Heritage Christian Academy is a private Christian school with campuses in Overland Park, Kansas and Olathe, Kansas. It serves pre-kindergarten through grade 12.

== History ==

===History of Berean Christian School===
Berean Christian Academy was formed in the year 1974 by Berean Christian Church members Glen and Norma Adams. In 2003, Berean Christian School acquired 20 acres of land on the southwest corner of 159th and Black Bob Road that would be the future site of the new campus for the school. The building was completed in the year 2004 and housed the school, pre-kindergarten through grade 12.
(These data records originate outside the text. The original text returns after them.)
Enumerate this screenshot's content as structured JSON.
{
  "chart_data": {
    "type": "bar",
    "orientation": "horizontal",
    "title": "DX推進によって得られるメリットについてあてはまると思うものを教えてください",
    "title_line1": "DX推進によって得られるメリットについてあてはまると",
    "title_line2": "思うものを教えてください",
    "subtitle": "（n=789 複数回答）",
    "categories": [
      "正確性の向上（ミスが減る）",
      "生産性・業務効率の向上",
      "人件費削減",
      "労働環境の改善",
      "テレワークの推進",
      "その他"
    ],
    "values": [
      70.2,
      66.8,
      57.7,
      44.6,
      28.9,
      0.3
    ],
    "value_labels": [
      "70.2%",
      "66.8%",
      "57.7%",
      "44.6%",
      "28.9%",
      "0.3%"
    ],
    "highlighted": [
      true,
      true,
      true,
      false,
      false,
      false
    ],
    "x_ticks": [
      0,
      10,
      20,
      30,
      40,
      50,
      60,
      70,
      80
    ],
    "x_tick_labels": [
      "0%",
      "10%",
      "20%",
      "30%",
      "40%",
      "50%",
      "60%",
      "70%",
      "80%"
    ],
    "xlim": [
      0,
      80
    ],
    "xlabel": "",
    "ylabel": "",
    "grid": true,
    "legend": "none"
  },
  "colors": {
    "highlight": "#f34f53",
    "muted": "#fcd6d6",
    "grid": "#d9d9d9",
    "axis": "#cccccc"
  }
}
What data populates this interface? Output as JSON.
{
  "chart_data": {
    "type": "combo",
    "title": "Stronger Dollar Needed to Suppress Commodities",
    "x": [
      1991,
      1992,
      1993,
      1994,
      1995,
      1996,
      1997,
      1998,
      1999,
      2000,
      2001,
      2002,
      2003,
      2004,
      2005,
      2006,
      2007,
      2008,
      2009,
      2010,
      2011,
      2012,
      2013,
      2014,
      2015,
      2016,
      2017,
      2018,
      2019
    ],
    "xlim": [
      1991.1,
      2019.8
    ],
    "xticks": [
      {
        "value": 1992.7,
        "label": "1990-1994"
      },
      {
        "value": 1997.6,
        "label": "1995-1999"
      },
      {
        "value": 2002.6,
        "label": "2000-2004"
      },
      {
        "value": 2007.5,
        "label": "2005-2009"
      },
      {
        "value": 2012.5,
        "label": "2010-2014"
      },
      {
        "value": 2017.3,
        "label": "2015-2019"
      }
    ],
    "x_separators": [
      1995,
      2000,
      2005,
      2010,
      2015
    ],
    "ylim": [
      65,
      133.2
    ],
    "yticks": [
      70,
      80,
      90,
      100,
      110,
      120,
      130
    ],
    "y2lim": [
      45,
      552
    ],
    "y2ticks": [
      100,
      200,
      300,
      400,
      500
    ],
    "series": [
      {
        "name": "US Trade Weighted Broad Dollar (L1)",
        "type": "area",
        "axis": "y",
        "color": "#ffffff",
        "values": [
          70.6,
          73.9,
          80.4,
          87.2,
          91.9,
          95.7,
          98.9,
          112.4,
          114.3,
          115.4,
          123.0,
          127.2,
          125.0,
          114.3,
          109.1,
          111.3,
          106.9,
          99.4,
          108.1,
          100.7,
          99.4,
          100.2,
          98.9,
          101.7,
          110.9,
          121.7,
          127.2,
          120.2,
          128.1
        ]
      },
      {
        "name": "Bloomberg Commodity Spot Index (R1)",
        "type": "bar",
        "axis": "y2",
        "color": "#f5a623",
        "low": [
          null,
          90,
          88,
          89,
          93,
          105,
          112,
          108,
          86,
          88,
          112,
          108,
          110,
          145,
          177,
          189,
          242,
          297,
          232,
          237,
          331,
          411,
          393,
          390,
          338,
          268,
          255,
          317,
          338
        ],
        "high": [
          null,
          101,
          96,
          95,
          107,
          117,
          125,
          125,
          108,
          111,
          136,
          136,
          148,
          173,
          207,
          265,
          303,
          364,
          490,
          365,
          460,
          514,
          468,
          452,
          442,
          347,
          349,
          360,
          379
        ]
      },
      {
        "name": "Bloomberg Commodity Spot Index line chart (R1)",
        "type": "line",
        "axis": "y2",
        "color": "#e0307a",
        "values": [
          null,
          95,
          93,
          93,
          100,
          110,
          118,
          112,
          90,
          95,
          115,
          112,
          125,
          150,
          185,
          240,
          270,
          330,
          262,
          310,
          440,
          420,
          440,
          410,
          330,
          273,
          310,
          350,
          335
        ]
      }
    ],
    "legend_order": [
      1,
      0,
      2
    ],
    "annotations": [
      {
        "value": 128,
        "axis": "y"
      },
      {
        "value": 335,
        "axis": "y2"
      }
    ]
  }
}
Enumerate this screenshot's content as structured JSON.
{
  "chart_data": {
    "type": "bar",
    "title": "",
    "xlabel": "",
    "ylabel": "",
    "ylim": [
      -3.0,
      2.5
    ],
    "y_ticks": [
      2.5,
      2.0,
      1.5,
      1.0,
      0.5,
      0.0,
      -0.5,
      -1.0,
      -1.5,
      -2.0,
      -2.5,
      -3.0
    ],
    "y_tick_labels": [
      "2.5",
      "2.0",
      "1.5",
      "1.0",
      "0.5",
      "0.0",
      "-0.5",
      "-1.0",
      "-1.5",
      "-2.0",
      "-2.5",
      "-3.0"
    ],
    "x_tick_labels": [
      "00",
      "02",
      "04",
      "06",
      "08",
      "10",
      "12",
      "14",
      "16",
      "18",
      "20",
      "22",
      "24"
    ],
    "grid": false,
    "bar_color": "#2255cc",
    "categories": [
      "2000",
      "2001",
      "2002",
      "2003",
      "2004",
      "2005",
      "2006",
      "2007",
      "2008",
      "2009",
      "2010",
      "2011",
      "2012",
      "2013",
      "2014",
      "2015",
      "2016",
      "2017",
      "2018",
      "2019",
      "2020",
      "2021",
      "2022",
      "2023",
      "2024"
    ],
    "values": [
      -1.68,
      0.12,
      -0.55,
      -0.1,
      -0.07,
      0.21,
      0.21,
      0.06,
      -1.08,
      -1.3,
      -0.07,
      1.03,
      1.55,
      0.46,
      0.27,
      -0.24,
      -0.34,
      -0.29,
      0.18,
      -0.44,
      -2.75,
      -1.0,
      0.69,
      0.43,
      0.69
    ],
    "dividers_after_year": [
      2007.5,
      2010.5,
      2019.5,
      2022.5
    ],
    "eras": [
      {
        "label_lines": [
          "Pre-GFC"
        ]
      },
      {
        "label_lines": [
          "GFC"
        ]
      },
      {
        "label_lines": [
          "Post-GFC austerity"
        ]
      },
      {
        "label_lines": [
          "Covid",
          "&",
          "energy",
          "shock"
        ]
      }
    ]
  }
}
=== History of Westminster Christian Academy ===
Westminster Christian Academy was formed as Westminster Academy in the year 1996 by Redeemer Presbyterian Church in a farmhouse at the back of Redeemer's property near the intersection of 159th and Antioch. In 2005, Westminster changed its name to Westminster Christian Academy. When the opportunity arose to merge with Berean in 2009, Westminster had grades pre-kindergarten through grade 10.

=== Merger ===
In 2009, Berean and Westminster entered into talks to combine the two schools. The 2010 school year was the first year of Heritage Christian Academy.

== Campuses ==

=== West Campus ===
The West Campus is located at 16000 Black Bob Road in Olathe, Kansas. The West Campus houses 6th through 12th grade. Facilities include a gym, weight room, worship center, science lab, the school office, and 19 classrooms. In 2018, construction completed on a new addition to the west side of the building. The addition includes 6 new classrooms, a maker space, STEM lab, and a black box theater.

=== East Campus ===
The East Campus is located at 9333 W 159th St in Overland Park, Kansas. It houses pre-kindergarten through 5th grade.

=== Baseball Field ===
The Heritage Christian Academy Baseball Team practices and plays at the Virginia Sue Field of Dreams located on the southwest corner of 183rd St and Pflumm Rd. This field is not owned by the school, but is used almost exclusively by the HCA Baseball Program.

== Sports ==
In 2012, HCA gained accreditation through the Association of Christian Schools International (ACSI) and became a full member of Kansas State High School Activities Association (KSHSAA).

=== Junior High ===
Boys' sports include soccer, cross country, basketball, and track. Girls' sports include soccer, cross country, basketball, and track.

=== Senior High ===
Boys' sports include soccer, basketball, track, cross country, golf, and baseball. Girls' sports include soccer, basketball, track, cross country, volleyball, and cheerleading.